Fig. 5: Analysis of 7.1 million solute rejections in the application datasets.

a, Rejection distribution of separable and inseparable molecules for solute concentration with a separable threshold of 0.6 rejections, considering a concentration increase from 1 g l−1 (all membranes, solvents and solutes). The region highlighted in blue covers the majority of separations, with 59% of the total cases. b, Main panel: mass solubility versus predicted rejection for each solvent–solute pair (~1.18 million examples were considered on all membranes). Deeper blue represents higher density regions; the red boxes represent distinct areas, that is, rejections of 0.6 and 0.8 and solubilities of 10 and 100 g l−1. The numbers linked to the boxes denote the respective numbers of examples within the boxes.
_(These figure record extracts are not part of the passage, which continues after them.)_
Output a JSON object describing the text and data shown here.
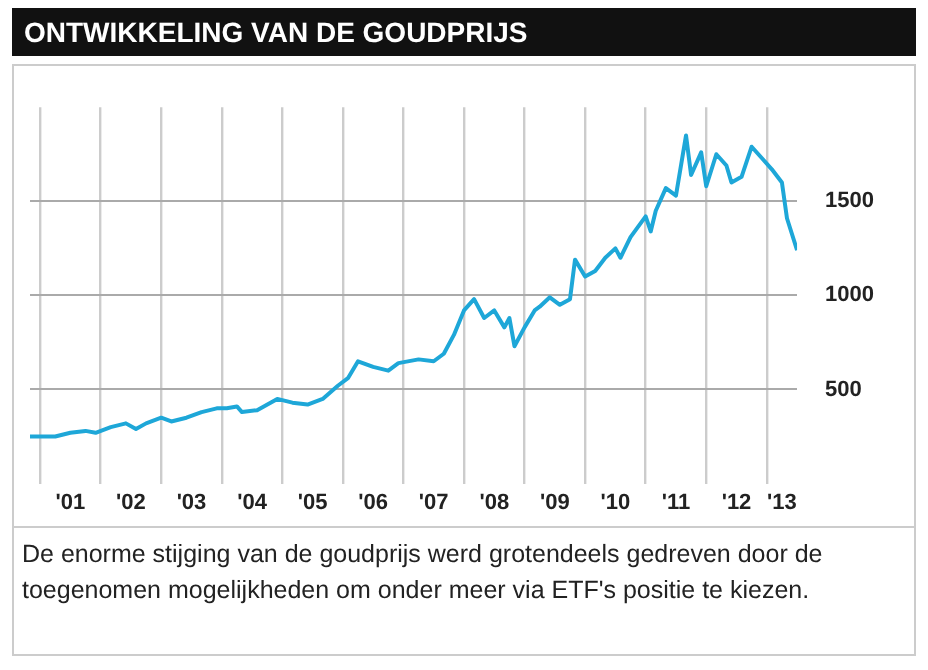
{
  "chart_data": {
    "type": "line",
    "title": "ONTWIKKELING VAN DE GOUDPRIJS",
    "annotations": [
      "De enorme stijging van de goudprijs werd grotendeels gedreven door de toegenomen mogelijkheden om onder meer via ETF's positie te kiezen."
    ],
    "x": [
      "2000-11",
      "2001-04",
      "2001-07",
      "2001-10",
      "2001-12",
      "2002-03",
      "2002-06",
      "2002-08",
      "2002-10",
      "2003-01",
      "2003-03",
      "2003-06",
      "2003-09",
      "2003-12",
      "2004-02",
      "2004-04",
      "2004-05",
      "2004-08",
      "2004-12",
      "2005-03",
      "2005-06",
      "2005-09",
      "2005-12",
      "2006-02",
      "2006-04",
      "2006-07",
      "2006-10",
      "2006-12",
      "2007-04",
      "2007-07",
      "2007-09",
      "2007-11",
      "2008-01",
      "2008-03",
      "2008-05",
      "2008-07",
      "2008-09",
      "2008-10",
      "2008-11",
      "2009-01",
      "2009-03",
      "2009-04",
      "2009-06",
      "2009-08",
      "2009-10",
      "2009-11",
      "2010-01",
      "2010-03",
      "2010-05",
      "2010-07",
      "2010-08",
      "2010-10",
      "2011-01",
      "2011-02",
      "2011-03",
      "2011-05",
      "2011-07",
      "2011-09",
      "2011-10",
      "2011-12",
      "2012-01",
      "2012-03",
      "2012-05",
      "2012-06",
      "2012-08",
      "2012-10",
      "2012-12",
      "2013-02",
      "2013-04",
      "2013-05",
      "2013-07"
    ],
    "series": [
      {
        "color": "#1ea7d8",
        "values": [
          250,
          250,
          270,
          280,
          270,
          300,
          320,
          290,
          320,
          350,
          330,
          350,
          380,
          400,
          400,
          410,
          380,
          390,
          450,
          430,
          420,
          450,
          520,
          560,
          650,
          620,
          600,
          640,
          660,
          650,
          690,
          790,
          920,
          980,
          880,
          920,
          830,
          880,
          730,
          830,
          920,
          940,
          990,
          950,
          980,
          1190,
          1100,
          1130,
          1200,
          1250,
          1200,
          1310,
          1420,
          1340,
          1450,
          1570,
          1530,
          1850,
          1640,
          1760,
          1580,
          1750,
          1690,
          1600,
          1630,
          1790,
          1730,
          1670,
          1600,
          1410,
          1240
        ]
      }
    ],
    "xlim": [
      "2000-11",
      "2013-07"
    ],
    "xticks": [
      {
        "value": "2001",
        "label": null
      },
      {
        "value": "2001-07",
        "label": "'01"
      },
      {
        "value": "2002",
        "label": null
      },
      {
        "value": "2002-07",
        "label": "'02"
      },
      {
        "value": "2003",
        "label": null
      },
      {
        "value": "2003-07",
        "label": "'03"
      },
      {
        "value": "2004",
        "label": null
      },
      {
        "value": "2004-07",
        "label": "'04"
      },
      {
        "value": "2005",
        "label": null
      },
      {
        "value": "2005-07",
        "label": "'05"
      },
      {
        "value": "2006",
        "label": null
      },
      {
        "value": "2006-07",
        "label": "'06"
      },
      {
        "value": "2007",
        "label": null
      },
      {
        "value": "2007-07",
        "label": "'07"
      },
      {
        "value": "2008",
        "label": null
      },
      {
        "value": "2008-07",
        "label": "'08"
      },
      {
        "value": "2009",
        "label": null
      },
      {
        "value": "2009-07",
        "label": "'09"
      },
      {
        "value": "2010",
        "label": null
      },
      {
        "value": "2010-07",
        "label": "'10"
      },
      {
        "value": "2011",
        "label": null
      },
      {
        "value": "2011-07",
        "label": "'11"
      },
      {
        "value": "2012",
        "label": null
      },
      {
        "value": "2012-07",
        "label": "'12"
      },
      {
        "value": "2013",
        "label": null
      },
      {
        "value": "2013-04",
        "label": "'13"
      }
    ],
    "ylim": [
      0,
      2000
    ],
    "yticks": [
      500,
      1000,
      1500
    ],
    "grid": true,
    "marker": "none",
    "line_style": "solid"
  }
}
Side panel: marginal distribution of the log mass solubility of the solvents. c, Product (blue) and impurity (red) separation distributions with the 0.6 rejection threshold. Higher density values represent more solute–membrane–solvent triplets at the corresponding rejection value. d, Density distribution of the rejection selectivity for the products and impurities in the application datasets. The blue area starts at the threshold where nanofiltration is applicable (\({\log }_{10}\varphi > 0.3\)). e, Overall separability (%) of solutes S1–S3 in binary separation by solvent in the application datasets. The chemical substructures represent solutes with the highest average rejection predicted. The number at the base of each bar is the average predicted rejection for solutes featuring the substructure in the given solvent. f, Normal and conservative estimates of the separable molecules (%) for cases where the solubility (c) is higher than 10 g l−1 and the rejection is greater than 0.6, 0.8 or 0.98. PPPs, plant protection products dataset (Supplementary Table 3). Conservative estimates are standard deviation corrected normal values (Supplementary Table 32 and Supplementary Note 10).